Inside Deep Throat tries hard to account for what made this film unique, but it doesn't get very far: For all its efforts, it's still rather confused about its subject (as well as about the pronunciation of the word "clitoris"). It wants to resurrect an aura of subversive chic about the porn enterprise while also mainstreaming it and making it wholesome. It decries censorship and sexual repression in the usual liberal fashion, forgetting that pornography could hardly exist without them. It also steps awkwardly around Linda Lovelace's allegations in her 1980 memoir Ordeal that she made the film under emotional and physical threat, forced at gunpoint by her then boyfriend-manager to participate. (Disputed by all the film's other participants, needless to say.)
But Ordeal itself is fairly confused, concluding with this piece of wisdom about Lovelace's experience of being forcibly transformed into a porn star: "I never thought something like that could happen to me, but now I know better. It could happen to me, and it could happen to you." This is pure melodrama, of course. But then so are all discussions about the social evils of pornography: Innocence is corrupted, people's wills are overtaken, everyone is at risk. Women tend to tell this story more than men do, which is sort of Deep Throat's subtext. Like it or not, anatomy is destiny in many respects: Disparities in sexual pleasure are the deep structure of gender. No one's saying that women can't or don't enjoy sex (don't get huffy, ladies!), but the fact is that, for the most part, men have the luxury of enjoying it in a far more guaranteed way. Pornography may play with this theme, but it didn't invent the condition.

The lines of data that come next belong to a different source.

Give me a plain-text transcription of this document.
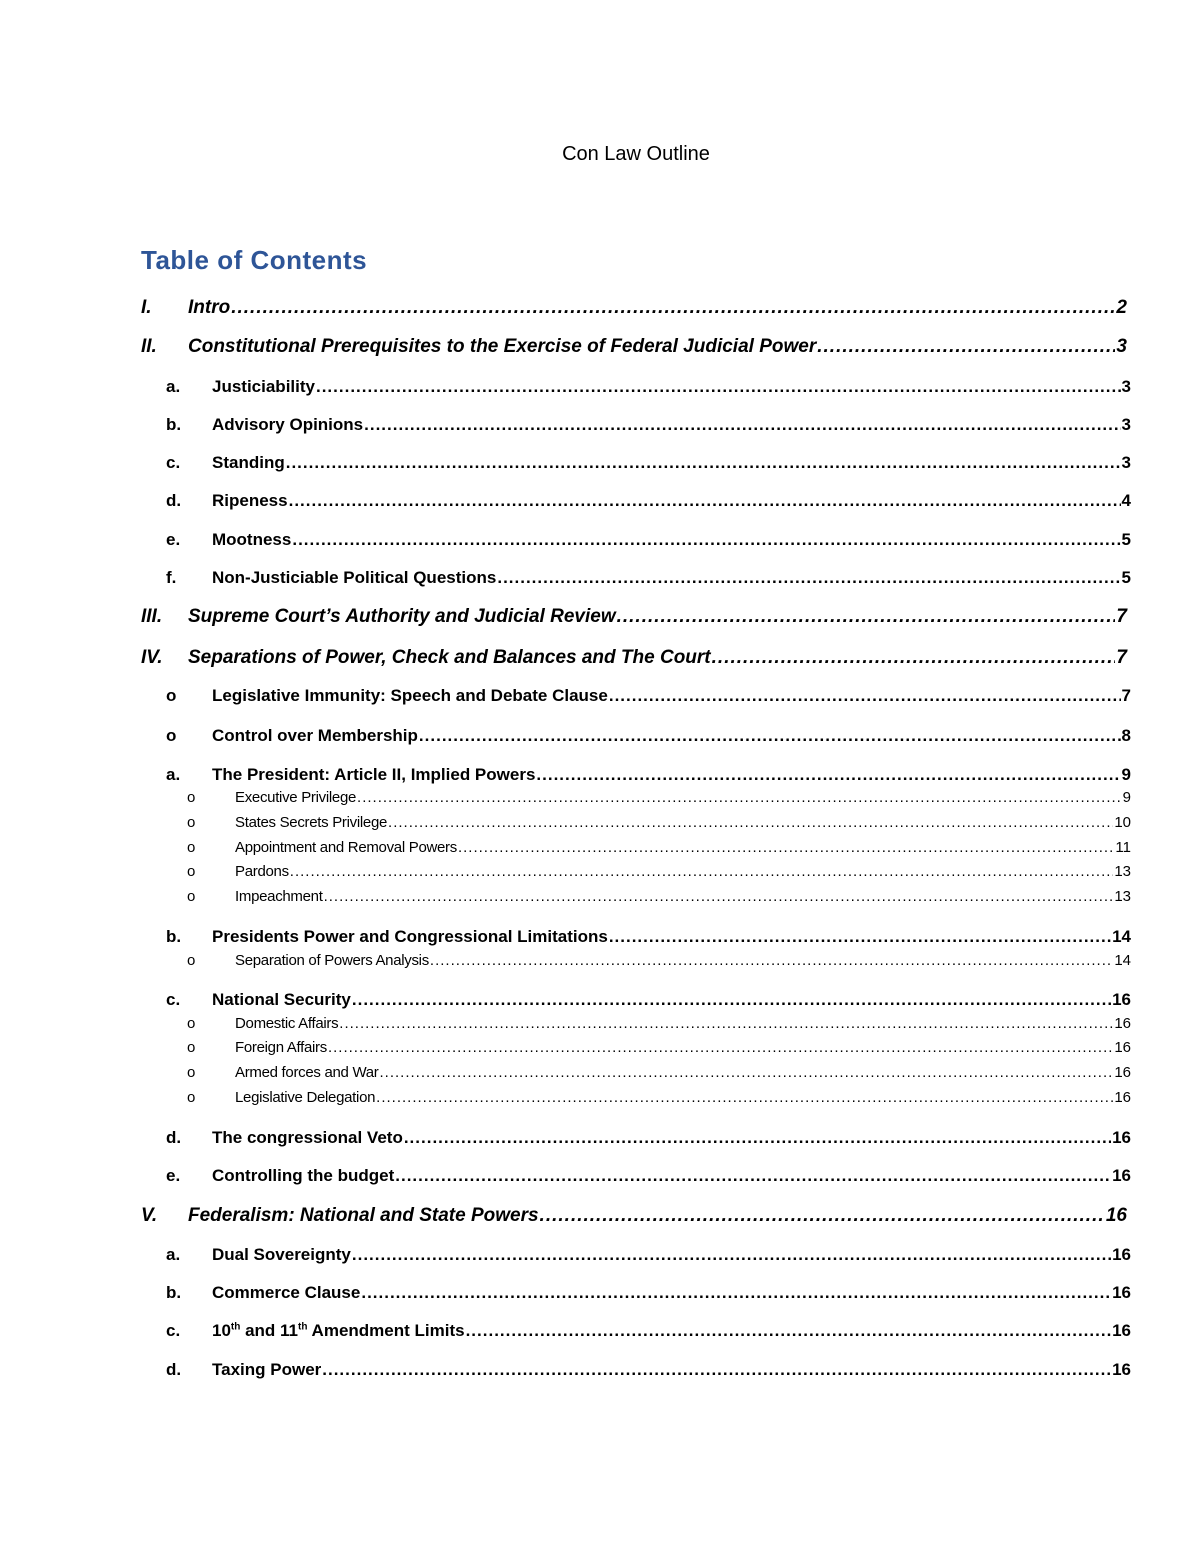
Con Law Outline
Table of Contents
I.	Intro .....	2
II.	Constitutional Prerequisites to the Exercise of Federal Judicial Power .....	3
a.	Justiciability .....	3
b.	Advisory Opinions .....	3
c.	Standing .....	3
d.	Ripeness .....	4
e.	Mootness .....	5
f.	Non-Justiciable Political Questions .....	5
III.	Supreme Court’s Authority and Judicial Review .....	7
IV.	Separations of Power, Check and Balances and The Court .....	7
o	Legislative Immunity: Speech and Debate Clause .....	7
o	Control over Membership .....	8
a.	The President: Article II, Implied Powers .....	9
o	Executive Privilege .....	9
o	States Secrets Privilege .....	10
o	Appointment and Removal Powers .....	11
o	Pardons .....	13
o	Impeachment .....	13
b.	Presidents Power and Congressional Limitations .....	14
o	Separation of Powers Analysis .....	14
c.	National Security .....	16
o	Domestic Affairs .....	16
o	Foreign Affairs .....	16
o	Armed forces and War .....	16
o	Legislative Delegation .....	16
d.	The congressional Veto .....	16
e.	Controlling the budget .....	16
V.	Federalism: National and State Powers .....	16
a.	Dual Sovereignty .....	16
b.	Commerce Clause .....	16
c.	10th and 11th Amendment Limits .....	16
d.	Taxing Power .....	16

There are obvious reasons to want to watch other people having sex, but beyond that, genres that are most popular tend to offer magical resolutions to irreconcilable social problems and tensions. Deep Throat tells a labyrinthic story about sexual pleasure—a labyrinth that is the female inheritance—then magically fixes it. In its coded, sometimes ludicrous, frequently offensive way, pornography does tell certain unpalatable truths, then offers an antidote to them—one that millions can't seem to live without these days.
Is this a terrible thing? According to anti-porn forces, yes. But if reality can't compete with porn, isn't it reality that should be doing the apologizing?